Sinds januari 2002 schrijft Ton Elias maandelijks een column in het vakblad De Journalist.
Verkiezingen (30 januari 2003)

Maar liefst 2.538 van de 9.629.388 stemmen wist Winny de Jong te vergaren. Toch nog altijd een mooie 0,02635 procent. Echter tenminste zo'n twee procent (tachtig keer zoveel) van alle journalisten in Nederland heeft zich het afgelopen halfjaar op enig moment direct of indirect met haar bezig gehouden. De massale redactionele aandacht van het afgelopen halfjaar in ogenschouw genomen, lijkt me dat percentage nog aan de voorzichtige kant. De journalistieke aandacht voor De Jong is dan belachelijk veel groter dan die van het stemmende Nederlandse publiek. Voor de Vooruitstrevende Integratie Partij met z'n 1630 stemmen liggen die cijfers nóg meer uit het lood. Maar dat is natuurlijk logisch: een allochtoon, strak in het pak, die ook nog keurig Nederlands spreekt én op het juiste moment begint te gillen tegen zijn tegenstanders – dat is uiteraard koren op de molen van Nederlandse journalisten, vooral: televisiejournalisten.

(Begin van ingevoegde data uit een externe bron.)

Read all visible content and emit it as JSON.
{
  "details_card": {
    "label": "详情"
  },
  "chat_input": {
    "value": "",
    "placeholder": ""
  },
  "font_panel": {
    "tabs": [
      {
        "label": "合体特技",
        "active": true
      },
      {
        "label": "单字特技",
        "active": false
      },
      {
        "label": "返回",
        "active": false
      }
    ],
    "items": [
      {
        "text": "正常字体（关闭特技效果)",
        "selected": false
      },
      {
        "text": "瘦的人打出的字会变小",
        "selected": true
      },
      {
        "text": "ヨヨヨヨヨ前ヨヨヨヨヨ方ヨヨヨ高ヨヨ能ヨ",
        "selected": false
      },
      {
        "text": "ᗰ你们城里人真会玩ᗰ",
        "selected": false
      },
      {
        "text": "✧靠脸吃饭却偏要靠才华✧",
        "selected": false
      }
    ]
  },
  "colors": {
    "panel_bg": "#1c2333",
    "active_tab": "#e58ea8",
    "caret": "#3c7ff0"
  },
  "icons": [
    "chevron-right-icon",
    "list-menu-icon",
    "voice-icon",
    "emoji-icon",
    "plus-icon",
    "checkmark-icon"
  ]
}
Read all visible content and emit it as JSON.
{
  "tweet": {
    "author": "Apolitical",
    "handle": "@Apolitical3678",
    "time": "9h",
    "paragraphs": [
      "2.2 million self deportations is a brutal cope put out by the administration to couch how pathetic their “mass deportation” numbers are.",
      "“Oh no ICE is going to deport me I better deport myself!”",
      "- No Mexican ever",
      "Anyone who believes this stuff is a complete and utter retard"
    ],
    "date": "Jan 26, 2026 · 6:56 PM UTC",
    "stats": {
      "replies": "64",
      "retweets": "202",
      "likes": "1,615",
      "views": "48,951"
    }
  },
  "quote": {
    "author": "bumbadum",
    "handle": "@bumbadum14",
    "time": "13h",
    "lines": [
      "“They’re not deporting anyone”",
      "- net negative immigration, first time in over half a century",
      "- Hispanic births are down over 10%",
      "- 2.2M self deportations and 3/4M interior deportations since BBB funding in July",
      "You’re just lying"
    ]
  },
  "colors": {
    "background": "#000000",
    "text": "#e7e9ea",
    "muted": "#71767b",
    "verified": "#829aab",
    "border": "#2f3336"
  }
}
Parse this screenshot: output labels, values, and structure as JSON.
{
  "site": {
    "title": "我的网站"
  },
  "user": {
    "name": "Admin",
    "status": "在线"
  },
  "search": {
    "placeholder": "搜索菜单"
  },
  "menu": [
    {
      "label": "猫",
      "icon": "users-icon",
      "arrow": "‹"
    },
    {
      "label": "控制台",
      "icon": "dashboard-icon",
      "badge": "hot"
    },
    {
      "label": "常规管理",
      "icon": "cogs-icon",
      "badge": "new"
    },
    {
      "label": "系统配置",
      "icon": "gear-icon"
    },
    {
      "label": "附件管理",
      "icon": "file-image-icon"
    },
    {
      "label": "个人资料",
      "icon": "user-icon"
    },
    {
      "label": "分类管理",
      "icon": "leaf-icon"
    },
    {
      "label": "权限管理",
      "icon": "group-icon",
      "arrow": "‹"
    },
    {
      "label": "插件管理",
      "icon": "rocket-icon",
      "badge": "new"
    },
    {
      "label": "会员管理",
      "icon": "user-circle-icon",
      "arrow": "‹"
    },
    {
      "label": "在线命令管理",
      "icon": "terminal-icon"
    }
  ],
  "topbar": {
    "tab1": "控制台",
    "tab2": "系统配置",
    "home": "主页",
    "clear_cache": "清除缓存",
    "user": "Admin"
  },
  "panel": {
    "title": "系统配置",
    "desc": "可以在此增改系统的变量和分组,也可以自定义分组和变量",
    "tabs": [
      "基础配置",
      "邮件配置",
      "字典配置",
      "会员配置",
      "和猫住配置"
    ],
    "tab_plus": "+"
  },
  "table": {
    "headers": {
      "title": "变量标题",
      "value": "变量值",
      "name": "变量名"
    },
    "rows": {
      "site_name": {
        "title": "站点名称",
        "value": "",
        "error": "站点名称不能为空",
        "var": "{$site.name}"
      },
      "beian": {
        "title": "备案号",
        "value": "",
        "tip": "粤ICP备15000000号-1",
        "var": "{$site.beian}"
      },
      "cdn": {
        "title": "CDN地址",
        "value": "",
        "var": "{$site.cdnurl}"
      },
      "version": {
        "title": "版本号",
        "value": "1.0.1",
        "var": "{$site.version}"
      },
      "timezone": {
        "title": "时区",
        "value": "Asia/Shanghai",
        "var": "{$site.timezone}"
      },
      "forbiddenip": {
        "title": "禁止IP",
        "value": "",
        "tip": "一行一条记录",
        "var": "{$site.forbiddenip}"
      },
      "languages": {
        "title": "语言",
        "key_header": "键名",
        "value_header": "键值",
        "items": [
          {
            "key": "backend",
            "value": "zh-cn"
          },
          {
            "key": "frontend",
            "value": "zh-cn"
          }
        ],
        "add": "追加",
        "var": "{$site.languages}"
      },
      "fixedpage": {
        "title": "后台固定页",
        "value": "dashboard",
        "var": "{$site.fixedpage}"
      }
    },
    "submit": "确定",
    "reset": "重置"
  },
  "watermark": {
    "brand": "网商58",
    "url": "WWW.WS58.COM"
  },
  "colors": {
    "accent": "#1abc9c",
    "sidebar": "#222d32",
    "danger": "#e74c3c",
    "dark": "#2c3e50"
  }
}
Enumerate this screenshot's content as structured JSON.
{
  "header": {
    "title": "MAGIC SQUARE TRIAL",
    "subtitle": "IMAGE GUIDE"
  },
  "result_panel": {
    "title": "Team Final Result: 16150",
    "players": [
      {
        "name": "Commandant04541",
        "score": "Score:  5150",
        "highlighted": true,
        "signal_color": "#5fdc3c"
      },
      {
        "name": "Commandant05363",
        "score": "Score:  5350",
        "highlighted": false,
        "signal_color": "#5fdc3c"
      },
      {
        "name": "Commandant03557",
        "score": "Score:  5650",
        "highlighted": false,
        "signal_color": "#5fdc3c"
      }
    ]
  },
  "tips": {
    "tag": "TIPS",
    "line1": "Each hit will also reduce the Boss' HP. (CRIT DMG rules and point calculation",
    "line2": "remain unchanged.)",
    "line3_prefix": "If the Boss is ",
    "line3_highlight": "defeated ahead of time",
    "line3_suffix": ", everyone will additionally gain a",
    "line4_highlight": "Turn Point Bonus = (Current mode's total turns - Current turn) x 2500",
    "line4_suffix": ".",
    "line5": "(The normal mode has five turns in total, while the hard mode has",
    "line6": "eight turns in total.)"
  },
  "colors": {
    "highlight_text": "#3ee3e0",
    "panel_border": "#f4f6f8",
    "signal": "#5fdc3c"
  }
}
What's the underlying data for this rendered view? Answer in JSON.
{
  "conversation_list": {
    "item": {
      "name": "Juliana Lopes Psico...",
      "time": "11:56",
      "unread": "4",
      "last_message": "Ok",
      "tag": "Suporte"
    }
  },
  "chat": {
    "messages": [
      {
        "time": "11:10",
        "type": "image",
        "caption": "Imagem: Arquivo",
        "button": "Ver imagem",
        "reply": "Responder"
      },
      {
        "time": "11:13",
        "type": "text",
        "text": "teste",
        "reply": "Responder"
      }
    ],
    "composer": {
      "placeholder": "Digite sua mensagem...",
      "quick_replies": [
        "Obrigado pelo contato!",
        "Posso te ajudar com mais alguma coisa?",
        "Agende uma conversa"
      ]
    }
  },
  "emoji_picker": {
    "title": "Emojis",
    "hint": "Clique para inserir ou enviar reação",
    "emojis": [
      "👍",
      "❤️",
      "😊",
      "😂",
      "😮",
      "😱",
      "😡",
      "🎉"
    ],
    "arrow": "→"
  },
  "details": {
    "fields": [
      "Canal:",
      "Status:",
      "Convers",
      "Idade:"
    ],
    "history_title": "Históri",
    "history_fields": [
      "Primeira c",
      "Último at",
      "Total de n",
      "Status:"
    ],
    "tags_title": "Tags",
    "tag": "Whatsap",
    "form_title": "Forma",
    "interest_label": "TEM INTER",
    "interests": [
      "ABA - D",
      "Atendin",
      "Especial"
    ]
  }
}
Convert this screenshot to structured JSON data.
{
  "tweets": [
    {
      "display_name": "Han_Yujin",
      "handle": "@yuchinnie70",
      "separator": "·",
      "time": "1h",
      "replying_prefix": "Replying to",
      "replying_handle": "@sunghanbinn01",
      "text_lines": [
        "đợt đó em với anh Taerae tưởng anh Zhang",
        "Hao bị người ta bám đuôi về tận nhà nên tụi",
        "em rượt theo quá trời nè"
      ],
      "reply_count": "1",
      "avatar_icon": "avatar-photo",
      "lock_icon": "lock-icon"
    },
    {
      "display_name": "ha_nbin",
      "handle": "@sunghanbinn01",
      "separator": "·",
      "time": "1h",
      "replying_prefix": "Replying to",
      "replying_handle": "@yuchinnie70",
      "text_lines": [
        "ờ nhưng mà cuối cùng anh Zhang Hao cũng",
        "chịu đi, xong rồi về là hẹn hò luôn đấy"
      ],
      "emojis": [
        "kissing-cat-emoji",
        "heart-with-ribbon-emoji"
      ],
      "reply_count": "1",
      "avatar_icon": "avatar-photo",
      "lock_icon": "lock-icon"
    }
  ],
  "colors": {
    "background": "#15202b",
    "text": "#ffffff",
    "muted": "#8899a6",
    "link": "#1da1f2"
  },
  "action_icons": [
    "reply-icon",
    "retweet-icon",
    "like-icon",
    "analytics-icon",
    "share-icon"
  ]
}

Het dondert inmiddels echt niet meer wat ze zeggen, die politici, als het maar veel lawaai maakt. En emotie genereert.

Het valt de journalistiek kwalijk te nemen dat dit proces niet ergens wordt gestopt. Aan alle nonsens die gedurende de campagne over ons is uitgestort liggen immers (eind-)redactionele beslissingen ten grondslag. Con amore of niet, gedwongen door de kijkcijfers of niet, het interesseert me niet: beslissers met toch meestal een vermoeden van journalistieke achtergrond zeiden 'ja' tegen allerhande flauwekul. Terwijl: de kiezer wil informatie, dat is gebleken. Drie miljoen kijkers naar het laatste lijsttrekkersdebat; 850.000 kijkers naar de aflevering van 'Ben jij mijn Stem waard' met Wouter Bos. Dat laatste voor een publiek dat amper kranten leest, maar wel degelijk in het inhoudelijke antwoord op vragen die hun directe werk- en leefomgeving betreffen geïnteresseerd zijn. Waarom dan zoveel kermis gecreëerd en onzin uitgezonden, vaak juist bij de publieke omroep?

Er is geen andere verklaring voor dan dat journalisten de maatvoering zijn kwijtgeraakt en inhoudelijk hun huiswerk niet goed doen. Want ik geef uit ervaring als gastpresentator toe: het is niet leuk om acht partijprogramma's te lezen en er de achtergronden en feiten bij te zoeken. Hoeveel journalisten namen het vuistdikke Sociaal Cultureel Rapport van het Sociaal Cultureel Planbureau van jongstleden september tot zich? Met een schat aan feitelijke informatie verplichte kost voor de doelgroep van dit blad. Wel een beetje zwaar natuurlijk. Laten we het dus houden op een honderdste van het werkelijke aantal stemmers op Winny de Jong, dan zitten we met 25 journalisten die dat rapport lazen nog aan de hoge kant, lijkt me.